TNR (True Negative Rate/Specificity): Ratio of True Negative predictions to actual negatives with respect to the test set. It is calculated by dividing the True Negative count by the actual negative count.

 

Multi classification

ACC (Accuracy): Ratio of the correctly classified samples over all the samples.

Actual Total: Total number of samples in the source data subset that were of the given class.

Cohen’s Kappa (K): Coefficient that measures inter-rater agreement for categorical items, it tells how much better a classifier is performing over the performance of a classifier that simply guesses at random according to the frequency of each class. It is in the interval [-1:1]. A coefficient of +1 represents a perfect prediction, 0 no better than random prediction and −1 indicates total disagreement.

False Negative: Number of positive class samples in the source data subset that were incorrectly predicted as negative.

False Positive: Number of negative class samples in the source data subset that were incorrectly predicted as positive.

Macro-PPV (Positive Predictive Value/Precision): The mean of the computed PPV within each class (independently of the other classes). Each PPV is the number of True Positive (TP) predictions divided by the total number of positive predictions (TP+FP, with FP for False Positive) within each class. PPV is in the interval [0;1]. The higher this value, the better the confidence that positive results are true.

Macro-TPR (True Positive Rate/Recall): The mean of the computed TPR within each class (independently of the other classes). Each TPR is the proportion of samples predicted Truly Positive (TP) out of all the samples that actually are positive (TP+FN, with FN for False Negative). TPR is in the interval [0;1]. The higher this value, the fewer actual samples of positive class are labeled as negative.

Macro F1 score: Harmonic mean of macro-average PPV and TPR. F1 Score is in the interval [0;1]. The F1 Score can be interpreted as a weighted average of the PPV and TPR values. It reaches its best value at 1 and worst value at 0.

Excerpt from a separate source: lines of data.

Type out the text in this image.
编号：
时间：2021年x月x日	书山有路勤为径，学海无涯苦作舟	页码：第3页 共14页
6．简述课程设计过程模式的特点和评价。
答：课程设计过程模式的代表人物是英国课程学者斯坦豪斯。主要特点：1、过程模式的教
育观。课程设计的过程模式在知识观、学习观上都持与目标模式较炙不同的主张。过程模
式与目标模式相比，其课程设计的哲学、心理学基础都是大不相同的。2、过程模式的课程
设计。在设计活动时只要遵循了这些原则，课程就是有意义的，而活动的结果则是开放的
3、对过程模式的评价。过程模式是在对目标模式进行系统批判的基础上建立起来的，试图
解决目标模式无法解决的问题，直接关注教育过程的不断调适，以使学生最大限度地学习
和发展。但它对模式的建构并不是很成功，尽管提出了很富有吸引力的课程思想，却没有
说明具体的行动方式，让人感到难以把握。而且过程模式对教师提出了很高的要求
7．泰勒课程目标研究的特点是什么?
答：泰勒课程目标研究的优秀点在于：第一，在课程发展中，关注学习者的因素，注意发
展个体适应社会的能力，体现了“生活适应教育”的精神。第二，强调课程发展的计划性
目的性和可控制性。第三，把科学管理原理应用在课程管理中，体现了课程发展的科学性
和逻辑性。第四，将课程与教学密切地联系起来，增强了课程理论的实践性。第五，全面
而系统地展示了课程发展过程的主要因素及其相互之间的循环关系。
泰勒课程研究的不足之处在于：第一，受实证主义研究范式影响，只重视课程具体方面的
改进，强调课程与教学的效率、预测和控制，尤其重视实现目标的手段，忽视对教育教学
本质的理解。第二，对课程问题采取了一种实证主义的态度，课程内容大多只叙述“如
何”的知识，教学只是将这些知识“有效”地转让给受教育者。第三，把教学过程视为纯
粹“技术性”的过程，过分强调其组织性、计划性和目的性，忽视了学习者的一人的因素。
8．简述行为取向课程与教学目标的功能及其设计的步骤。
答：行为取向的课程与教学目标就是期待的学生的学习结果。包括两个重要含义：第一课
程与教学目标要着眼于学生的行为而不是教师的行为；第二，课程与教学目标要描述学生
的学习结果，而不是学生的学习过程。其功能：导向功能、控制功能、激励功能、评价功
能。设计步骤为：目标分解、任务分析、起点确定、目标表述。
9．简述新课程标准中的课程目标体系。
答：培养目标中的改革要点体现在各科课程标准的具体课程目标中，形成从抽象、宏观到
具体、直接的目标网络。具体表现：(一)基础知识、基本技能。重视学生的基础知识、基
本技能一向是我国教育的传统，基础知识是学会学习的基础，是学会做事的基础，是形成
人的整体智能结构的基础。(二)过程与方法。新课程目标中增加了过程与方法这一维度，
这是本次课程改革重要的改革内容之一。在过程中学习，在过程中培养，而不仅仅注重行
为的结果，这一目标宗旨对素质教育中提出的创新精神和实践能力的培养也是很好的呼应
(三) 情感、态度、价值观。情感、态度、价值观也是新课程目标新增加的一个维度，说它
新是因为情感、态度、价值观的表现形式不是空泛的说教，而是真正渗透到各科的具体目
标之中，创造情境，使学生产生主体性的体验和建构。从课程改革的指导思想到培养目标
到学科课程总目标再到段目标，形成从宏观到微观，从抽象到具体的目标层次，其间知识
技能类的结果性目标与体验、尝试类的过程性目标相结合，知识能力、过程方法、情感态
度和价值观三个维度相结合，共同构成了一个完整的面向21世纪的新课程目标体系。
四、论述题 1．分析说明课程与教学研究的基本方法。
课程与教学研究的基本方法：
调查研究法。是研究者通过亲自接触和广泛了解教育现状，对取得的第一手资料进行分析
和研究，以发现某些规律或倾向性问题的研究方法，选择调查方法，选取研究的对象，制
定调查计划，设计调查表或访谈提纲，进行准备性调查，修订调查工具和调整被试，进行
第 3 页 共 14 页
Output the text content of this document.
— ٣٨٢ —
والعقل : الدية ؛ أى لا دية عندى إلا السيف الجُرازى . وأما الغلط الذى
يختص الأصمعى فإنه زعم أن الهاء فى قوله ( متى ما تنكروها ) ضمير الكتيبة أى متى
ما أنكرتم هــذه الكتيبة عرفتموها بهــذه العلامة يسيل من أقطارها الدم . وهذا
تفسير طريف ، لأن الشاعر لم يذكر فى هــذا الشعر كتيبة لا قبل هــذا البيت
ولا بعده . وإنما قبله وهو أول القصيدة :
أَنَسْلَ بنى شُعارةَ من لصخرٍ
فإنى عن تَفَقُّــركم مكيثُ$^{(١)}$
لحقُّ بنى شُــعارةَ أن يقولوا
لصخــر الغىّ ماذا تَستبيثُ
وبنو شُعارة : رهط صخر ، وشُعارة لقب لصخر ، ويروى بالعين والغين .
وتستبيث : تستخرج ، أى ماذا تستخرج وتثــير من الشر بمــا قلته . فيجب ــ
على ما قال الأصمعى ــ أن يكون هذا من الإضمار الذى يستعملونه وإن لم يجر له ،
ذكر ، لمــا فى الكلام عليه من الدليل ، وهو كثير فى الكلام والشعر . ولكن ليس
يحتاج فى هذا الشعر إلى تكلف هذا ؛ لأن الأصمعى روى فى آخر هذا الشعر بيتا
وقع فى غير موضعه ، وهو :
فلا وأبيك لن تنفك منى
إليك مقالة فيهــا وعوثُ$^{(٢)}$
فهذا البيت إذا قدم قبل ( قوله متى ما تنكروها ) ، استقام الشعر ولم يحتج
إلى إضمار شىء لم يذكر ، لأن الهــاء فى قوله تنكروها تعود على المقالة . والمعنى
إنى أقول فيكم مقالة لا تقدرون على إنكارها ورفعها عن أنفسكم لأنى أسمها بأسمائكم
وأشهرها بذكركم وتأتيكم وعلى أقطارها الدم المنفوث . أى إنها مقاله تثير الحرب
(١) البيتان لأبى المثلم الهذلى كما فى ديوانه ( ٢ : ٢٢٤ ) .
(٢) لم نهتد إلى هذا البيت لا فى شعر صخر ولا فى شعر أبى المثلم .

MCC (Matthews Correlation Coefficient): Represents the multi class confusion matrix with a single value. Precision and recall for all the classes are computed and averaged into a single real number within the interval [-1;1]. However, in the multiclass case, its minimum value lies between -1 (total disagreement between prediction and truth) and 0 (no better than random) depending on the data distribution.

Predicted Total: Total number of samples in the source data subset that were predicted of the given class.

True Positive: Number of positive class samples in the source data subset accurately predicted by the model.

True Negative: Number of negative class samples in the source data subset accurately predicted by the model.

 

Regression

MAE (Mean Absolute Error): represents the average magnitude of the errors in a set of predictions, without considering their direction. It’s the average over the test sample of the absolute differences between prediction and actual observation where all individual differences have equal weight. MAE is in the intervall [0;+∞]. A coefficient of 0 represents a perfect prediction, the higher this value is the more error (relative error) the model have.

MAPE (Mean Absolute Percentage Error): MAPE is computed as the average of the absolute values of the deviations of the predicted versus actual values.

Max-Error: Maximum Error. The application considers here the magnitude (absolute error when identifying the maximum error. Thus -1.5 would be consider the maximum error over +1.3. The sign of the error however is still reported in this column in case it has domain significance for the user.

R2 (R Squared): also known as the Coefficient of Determination. The application computes the R2 statistic as 1 - (SSres / SStot) where SSres is the residual sum of squares and SStot is the total sum of squares.

RMSE: Root Mean Square Error against the Dataset partition selected. RMSE is computed as the square root of the mean of the squared deviations of the predicted from actual values.

SD-ERROR (Standard Deviation Error): Standard statistical measure used to quantify the amount of variation of a set of data values.